Dead Of Summer Wants To Serve You Horror With A Side Of John Hughes

The creators of the new teen drama tell MTV News why Camp Stillwater is no Camp Crystal Lake

Dead of Summer didn't waste any time setting the stakes for the pretty, young counselors of Camp Stillwater. The first episode has a little bit of everything you'd expect from a summer camp drama set in the '80s: ominous exposition, teenage romance, and death.

Set at the mysterious Camp Stillwater in the summer of 1989, Dead of Summer centers on new camp director Deb (played by Lost and Once alum Elizabeth Mitchell) and a gaggle of diverse teen counselors as they ready the grounds for a grand reopening after shuttering five years earlier. Created by Once Upon a Time veterans Adam Horowitz, Edward Kitsis, and Ian Goldberg, the Freeform drama is The Shining meets John Hughes meets Heathers. For the counselors at Camp Stillwater, summer camp is an idyllic place of reinvention — a brief escape from the sometimes painful realities of the real world.

"I think one of the things that's great about camp is the camaraderie," Kitsis told MTV News at the ATX Television Festival in June. (Kitsis is still friends with the guys he met at camp in "Cabin 10.") "It's those quiet moments at night. You draw strength from each other and it gives you the opportunity to be who you want to be because in high school, you're so worried about being made fun of. But at camp, it's OK to be who you want. Things aren't so bleak."

However, it quickly becomes apparent that these kids have more to deal with than growing pains, as a murder on the grounds in Episode 1 puts everyone on edge. "Hauntings appear in many ways on the show," Kitsis said. And unfortunately for them, they don't have Google at their fingertips to help them solve the mystery. "There’s no cell phones. There's no texting. When you are in the woods, you’re in the woods," he said.

Of course, as per custom with Horowitz and Kitsis productions, the horrifying events at Camp Stillwater are frequently interspersed with flashbacks to the counselors' pasts. In the pilot episode, we learn that Amy (Elizabeth Lail), the pretty teen ingénue, is still racked with guilt over the death of her friend Margot. Amy wants a fresh start at Stillwater, but visions of Margot threaten to ruin her recovery.

"We wanted to present these characters as what appears, on the surface, to be these stereotypical, very archetypal characters from all of these movies and then peel back the layers through these flashbacks to say, Oh, there's a little bit more going on," Horowitz said said.

"The second episode is about Alex," Kitsis added. "We saw him at the end of the pilot, cutting that laundry tag in a weird way and as we say, he's kind of like Steff from Pretty in Pink. He's that cool James Spader character. But we're going to show you his story, and then you're going to see that the horror that happens in the camp will force them all to face their own demons."

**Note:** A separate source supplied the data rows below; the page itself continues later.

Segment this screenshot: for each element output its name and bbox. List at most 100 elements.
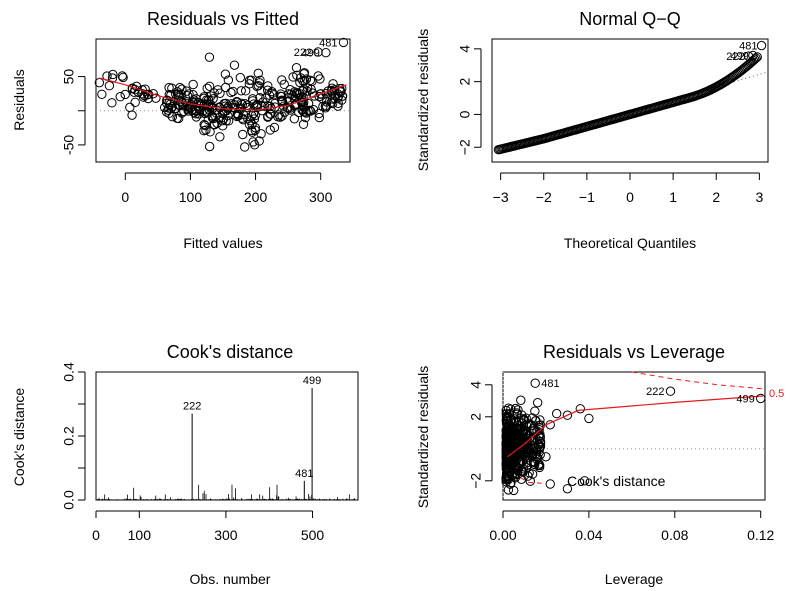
data-point [321, 47, 331, 58]
data-point [297, 85, 308, 96]
axes: 0 100 200 300 -50 50 [61, 69, 333, 205]
data-point [301, 108, 311, 118]
y-tick-label: 2 [457, 78, 473, 86]
data-point [502, 414, 512, 424]
chart-title: Residuals vs Fitted [147, 9, 299, 29]
data-point [186, 102, 196, 112]
point-label: 222 [646, 386, 664, 398]
data-point [246, 75, 256, 85]
data-point [205, 127, 215, 137]
data-point [502, 409, 512, 419]
data-point [665, 386, 676, 396]
data-point [232, 96, 242, 107]
data-point [184, 89, 194, 99]
data-point [534, 444, 544, 455]
data-point [151, 93, 161, 103]
data-point [743, 51, 754, 61]
axes: −3 −2 −1 0 1 2 3 −2 0 2 4 [457, 45, 764, 205]
y-axis-label: Residuals [11, 69, 27, 130]
data-point [503, 403, 514, 413]
data-point [255, 93, 265, 103]
data-point [218, 121, 228, 131]
data-point [516, 474, 527, 484]
data-point [202, 83, 212, 94]
x-tick-label: 0 [92, 527, 100, 543]
data-point [117, 71, 127, 81]
y-axis-label: Cook's distance [11, 388, 27, 487]
data-point [575, 404, 586, 414]
x-axis-label: Fitted values [183, 235, 262, 251]
data-point [503, 474, 513, 485]
smoother-line [506, 395, 763, 458]
data-point [208, 113, 219, 124]
data-point [164, 108, 174, 119]
data-point [313, 71, 323, 81]
point-label: 499 [303, 375, 321, 387]
y-tick-label: 50 [61, 69, 77, 85]
data-point [195, 105, 205, 115]
data-point [300, 112, 311, 123]
data-point [510, 461, 521, 471]
y-tick-label: 0.0 [61, 490, 77, 510]
data-point [214, 112, 225, 123]
data-point [521, 420, 532, 431]
data-point [118, 72, 128, 83]
x-tick-label: 3 [755, 189, 763, 205]
y-axis-label: Standardized residuals [415, 29, 431, 171]
point-label: 499 [731, 50, 749, 62]
x-axis-label: Theoretical Quantiles [564, 235, 696, 251]
data-point [233, 109, 243, 120]
data-point [277, 75, 287, 85]
data-point [236, 86, 246, 96]
x-tick-label: 200 [244, 189, 268, 205]
data-point [263, 111, 273, 121]
data-point [502, 454, 513, 465]
point-label: 222 [294, 47, 312, 59]
data-point [240, 86, 251, 96]
data-point [220, 82, 231, 93]
data-point [223, 116, 234, 126]
data-point [505, 424, 516, 434]
data-point [294, 107, 304, 118]
data-point [333, 98, 343, 109]
data-point [525, 476, 535, 486]
data-point [273, 112, 283, 122]
point-label: 222 [726, 51, 744, 63]
data-point [267, 86, 277, 97]
data-point [238, 129, 248, 140]
data-point [215, 132, 225, 142]
data-point [320, 101, 331, 111]
axes: 0 100 300 500 0.0 0.2 0.4 [61, 362, 325, 543]
data-point [291, 63, 302, 73]
data-marks: 481 222 499 [501, 371, 766, 500]
data-point [551, 408, 562, 419]
data-point [257, 105, 267, 116]
x-tick-label: 300 [214, 527, 238, 543]
data-point [504, 474, 514, 484]
x-tick-label: 500 [301, 527, 325, 543]
data-point [199, 119, 209, 130]
data-point [140, 84, 150, 94]
data-point [292, 70, 302, 80]
data-point [289, 100, 300, 111]
data-point [237, 99, 248, 110]
data-point [120, 89, 130, 100]
data-point [298, 119, 309, 130]
cooks-level-label: 0.5 [769, 388, 784, 400]
y-axis-label: Standardized residuals [415, 366, 431, 508]
data-point [148, 89, 158, 99]
data-point [174, 90, 184, 101]
x-tick-label: 0.08 [661, 527, 688, 543]
x-axis-label: Leverage [605, 571, 664, 587]
x-tick-label: 0 [121, 189, 129, 205]
data-point [509, 423, 519, 434]
y-tick-label: −2 [457, 139, 473, 155]
data-point [249, 140, 260, 150]
point-label: 499 [736, 393, 754, 405]
cooks-contour-label: Cook's distance [567, 473, 666, 489]
data-point [534, 460, 545, 471]
data-point [262, 85, 273, 95]
data-point [253, 68, 264, 79]
data-point [236, 98, 246, 109]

Despite its spooky premise, Dead of Summer isn't a blood-soaked slasher like MTV's Scream, and Camp Stillwater is no Camp Crystal Lake. Bodies will occasionally drop, and according to Horowitz and Kitsis, you should definitely be worried for your fave's survival every week, but it's decidedly not a slice-and-dice fest.

"If you kill people too early and too fast people won't invest in the characters," Kitsis said. "For me, when a character dies, I want to feel something, so I think that was the John Hughes aspect of this show. We really want you to know who they are and know what makes them tick, so that if they die, you will hopefully feel something, as opposed to just saying, Oh my god. No way. I told them they shouldn't have gone in that basement."

Dead of Summer airs Tuesday nights at 9 p.m. ET on Freeform.